取引を1つずつ加えると、仕訳・T勘定・試算表がその都度どう変わるか確かめられます。
「次の取引を追加」を押すと、最初の取引が仕訳されます。
この試算表に並ぶ仕入30,000円と売上50,000円は、損益計算書を学んだときにも登場した数字です。 売上から仕入を差し引いた差額20,000円は、そのとき学んだ当期純利益と同じ金額です。
ただし、試算表の段階では、当期純利益という科目はまだ登場しません。 決算では、この売上と仕入をはじめとする収益と費用が当期純利益へ姿を変えます。 その当期純利益が、貸借対照表の純資産へ引き継がれていきます。
用語の確認
3級で学ぶ簿記用語を、カードで確かめましょう。用語を見て意味を思い出し、カードを押して答え合わせをします。
表 借方
例題
ここからは、先ほどの3つの取引とは別の勘定科目で練習してみましょう。 それでは、残高をどちら側に書くかを自分で判断してみましょう。 次の各勘定の残高は、残高試算表の借方と貸方のどちらに書くでしょうか。
- 買掛金(貸方残高40,000円)
- 給料(借方残高20,000円)
解答は次のとおりです。
- 買掛金は、購入した商品の代金をあとで支払う義務なので負債にあたります。負債の残高は貸方に出るので、貸方残高に書きます。
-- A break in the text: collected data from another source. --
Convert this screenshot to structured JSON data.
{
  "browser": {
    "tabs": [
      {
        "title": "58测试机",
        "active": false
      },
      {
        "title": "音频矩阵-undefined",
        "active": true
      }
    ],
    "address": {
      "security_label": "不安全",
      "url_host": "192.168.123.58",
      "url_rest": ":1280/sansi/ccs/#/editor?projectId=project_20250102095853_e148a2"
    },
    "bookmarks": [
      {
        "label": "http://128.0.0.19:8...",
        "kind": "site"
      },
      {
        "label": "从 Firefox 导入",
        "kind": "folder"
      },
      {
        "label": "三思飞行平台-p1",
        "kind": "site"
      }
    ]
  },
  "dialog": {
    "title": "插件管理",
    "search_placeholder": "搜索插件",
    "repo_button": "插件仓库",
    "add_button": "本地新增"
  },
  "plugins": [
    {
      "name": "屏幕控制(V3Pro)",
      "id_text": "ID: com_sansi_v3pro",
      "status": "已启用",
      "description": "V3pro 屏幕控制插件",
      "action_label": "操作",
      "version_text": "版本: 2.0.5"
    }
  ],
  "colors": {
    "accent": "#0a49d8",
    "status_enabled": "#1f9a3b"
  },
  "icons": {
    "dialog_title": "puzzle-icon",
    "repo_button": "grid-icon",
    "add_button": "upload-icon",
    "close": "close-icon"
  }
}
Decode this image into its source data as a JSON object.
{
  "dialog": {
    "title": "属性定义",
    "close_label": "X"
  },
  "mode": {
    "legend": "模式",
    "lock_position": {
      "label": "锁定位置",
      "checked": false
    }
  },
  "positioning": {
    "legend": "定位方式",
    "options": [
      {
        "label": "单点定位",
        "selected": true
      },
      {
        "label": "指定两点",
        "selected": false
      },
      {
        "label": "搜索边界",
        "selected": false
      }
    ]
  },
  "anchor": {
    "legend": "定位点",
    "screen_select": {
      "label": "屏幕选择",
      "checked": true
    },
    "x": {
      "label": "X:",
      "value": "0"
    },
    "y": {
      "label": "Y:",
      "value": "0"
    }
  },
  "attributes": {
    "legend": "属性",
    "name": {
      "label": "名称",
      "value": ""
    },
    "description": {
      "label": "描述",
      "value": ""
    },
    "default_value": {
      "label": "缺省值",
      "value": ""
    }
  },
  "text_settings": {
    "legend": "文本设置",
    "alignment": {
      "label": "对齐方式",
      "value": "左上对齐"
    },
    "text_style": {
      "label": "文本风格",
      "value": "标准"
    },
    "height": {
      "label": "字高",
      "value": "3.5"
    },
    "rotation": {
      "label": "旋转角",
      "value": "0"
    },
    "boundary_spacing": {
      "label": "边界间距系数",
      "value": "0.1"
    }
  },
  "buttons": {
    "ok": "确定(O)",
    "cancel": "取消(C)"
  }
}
- 給料は、もうけを得るために支払う費用にあたります。費用の残高は借方に出るので、借方残高に書きます。
応用
最後に、試算表を使うときに知っておきたい注意点に触れておきます。
注意
試算表は、左右の合計が一致したからといって、すべての誤りを見つけられるわけではありません。
便利な試算表にも、見つけられない誤りがあります。 たとえば、ある取引の仕訳そのものを丸ごと書き忘れてしまった場合を考えてみましょう。このとき借方と貸方は両方とも同じだけ少なくなるので、合計はやはり一致してしまい、誤りに気づけません。 また、借方と貸方の科目を取り違えてしまっても、金額さえ同じなら左右の合計は一致したままです。 試算表の一致が教えてくれるのは、あくまで金額の片側だけのずれや計算間違いがないか、という点です。仕訳でどの科目を選んだかという中身の正しさまでは保証してくれません。 ですから、試算表で左右の一致を確かめたうえで、仕訳の内容そのものも別に見直しておくと安心です。